I first made a card in the 1979 style and realized there is no traded or update to the 1979 set. The logical place to make a memoriam card was the following season. I typically adhere to this year-after pattern as it is what Topps would’ve done unless the event COULD’VE been printed before the season began.
Munson meant a lot to New York fans, but all fans admired him. His tragedy deserved recognition. I have since made memoriam cards for many players who died unnaturally (such as Lymon Bostock and Ken Hubbs).
Do you collect cards yourself? How long have you been collecting? What do you focus on with your personal collections?
I do collect. My first cards were from 1985, but seriously began in 1986. My dad joined me soon after (when he learned of their value). It became our greatest bonding hobby. My personal collection is mostly of my favorite team, the Cincinnati Reds. I also collect local players from where I grew up/lived (Indiana). Gil Hodges and Don Mattingly are particular favorites.
What are some of your favorite baseball card sets and designs?
There are so many! I love Topps 1954, 1962, 1972, 1985, and 2011. Kudos to 1984 Donruss. Upper Deck almost always delivered.
Who are some of your favorite players to create cards of?
I am an equal opportunity creator. Stars are fun, but an odd story is best. Like in 1977 when Dave Kingman played for four teams in a season (one of which was the Yankees). I started with the 1978 design for rookies and placed a picture of each of Kingman’s teams in the quadrants (plus ’78’s team names). Lee Mazzilli did a similar thing in 1982.
In looking at the history of the Yankees, or baseball in general, what person or event would you like to see a book written about?
Regarding the Yankees, the period of 1965-1975 would interest me most. There was so much talent, yet nothing could get them back into the playoffs. The end of Ford and Mantle’s careers, Munson and Nettles, the rise Steinbrenner, Dick Williams almost coming on board, Billy Martin (part 1)…a book about HOW a team rebuilds is sometimes more important than basking in all the light those 27 trophies make 🙂
In the book and the movie The Natural, the main character wants nothing more than to walk down the street and have people say, “There goes Roy Hobbs, the best there ever was.” Who was the best baseball player you ever saw?
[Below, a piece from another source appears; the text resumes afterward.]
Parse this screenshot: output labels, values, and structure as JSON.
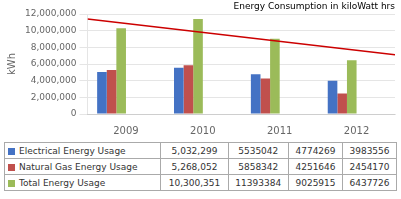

In person, seeing Sammy Sosa (1993,1996) was impressive, but he wasn’t the best. On TV, I would never miss a chance to see Tony Gwynn. He could hit it anywhere he wanted – amazing.
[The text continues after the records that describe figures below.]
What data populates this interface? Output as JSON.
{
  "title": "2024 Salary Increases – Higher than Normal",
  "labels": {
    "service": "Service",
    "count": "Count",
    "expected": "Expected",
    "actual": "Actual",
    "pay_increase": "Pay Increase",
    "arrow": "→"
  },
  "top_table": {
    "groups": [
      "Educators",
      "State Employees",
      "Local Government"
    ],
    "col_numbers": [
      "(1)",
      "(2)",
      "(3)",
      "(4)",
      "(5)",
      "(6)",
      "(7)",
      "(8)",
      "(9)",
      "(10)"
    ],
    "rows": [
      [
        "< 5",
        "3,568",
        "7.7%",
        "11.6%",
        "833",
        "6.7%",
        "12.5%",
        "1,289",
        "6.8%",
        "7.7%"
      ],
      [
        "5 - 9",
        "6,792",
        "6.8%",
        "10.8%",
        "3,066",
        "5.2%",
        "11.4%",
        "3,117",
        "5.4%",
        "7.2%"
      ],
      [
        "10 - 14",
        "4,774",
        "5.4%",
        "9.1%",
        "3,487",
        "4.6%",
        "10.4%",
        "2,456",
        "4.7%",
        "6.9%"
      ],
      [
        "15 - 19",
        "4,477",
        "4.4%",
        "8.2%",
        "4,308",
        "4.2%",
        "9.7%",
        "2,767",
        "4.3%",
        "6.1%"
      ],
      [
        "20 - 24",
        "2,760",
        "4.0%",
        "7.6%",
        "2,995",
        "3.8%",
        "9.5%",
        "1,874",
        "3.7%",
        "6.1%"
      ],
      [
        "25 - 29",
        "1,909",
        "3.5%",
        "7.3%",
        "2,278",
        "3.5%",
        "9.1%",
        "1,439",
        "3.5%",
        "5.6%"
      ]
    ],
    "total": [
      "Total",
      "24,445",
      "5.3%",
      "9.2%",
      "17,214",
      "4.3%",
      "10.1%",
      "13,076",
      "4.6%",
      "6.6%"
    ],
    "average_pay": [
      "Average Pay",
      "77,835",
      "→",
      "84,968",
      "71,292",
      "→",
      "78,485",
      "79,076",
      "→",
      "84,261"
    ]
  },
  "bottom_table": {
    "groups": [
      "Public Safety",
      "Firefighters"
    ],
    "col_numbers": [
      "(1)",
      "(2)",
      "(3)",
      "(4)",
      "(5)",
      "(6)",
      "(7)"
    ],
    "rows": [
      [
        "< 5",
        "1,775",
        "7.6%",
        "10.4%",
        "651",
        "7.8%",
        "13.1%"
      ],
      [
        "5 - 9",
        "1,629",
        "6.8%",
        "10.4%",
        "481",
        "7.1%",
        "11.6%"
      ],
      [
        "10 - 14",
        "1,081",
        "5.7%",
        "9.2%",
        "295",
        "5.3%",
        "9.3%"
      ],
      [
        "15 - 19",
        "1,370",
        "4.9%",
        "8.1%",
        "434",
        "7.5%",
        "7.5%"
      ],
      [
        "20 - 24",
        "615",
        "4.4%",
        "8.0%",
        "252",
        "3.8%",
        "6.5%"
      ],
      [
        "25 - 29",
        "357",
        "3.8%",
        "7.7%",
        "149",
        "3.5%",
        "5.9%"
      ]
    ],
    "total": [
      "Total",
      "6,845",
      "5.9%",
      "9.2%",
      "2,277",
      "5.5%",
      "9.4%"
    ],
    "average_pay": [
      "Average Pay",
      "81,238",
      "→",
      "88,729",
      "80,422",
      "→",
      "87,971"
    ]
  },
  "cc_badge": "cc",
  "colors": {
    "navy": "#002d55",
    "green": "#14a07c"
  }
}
Our final question is really just a collection of short answers…
What was your favorite baseball team growing up?
Who was your favorite player?
Pete Rose. Despite his many flaws, he was amazing ON the field.
What is your most prized collectible?
I should say three Pete Rose autographs I acquired at a show in 1988. But the same day, my sister stalked Tony Perez to the bathroom. When he came out, he was amused by her actions and signed a piece of paper for free.
Who is your favorite musical group or artist?
The Beatles. This is probably a boring answer for some, but they are the greatest. Followed by Bob Dylan, the Rolling Stones, James Taylor, and Bruce Springsteen.
What is your favorite food (if it is pizza, what is your favorite pizza restaurant)?
Salsa (and chips loaded with salsa). Greek gyros are second.
Please share anything else you’d like with our audience –
Custom Cards OTD in Baseball is a just-for-fun account meant to highlight a historic event in baseball through uniquely designed cards. Sometimes people ask for specific creations, and I am always open to attempting a request.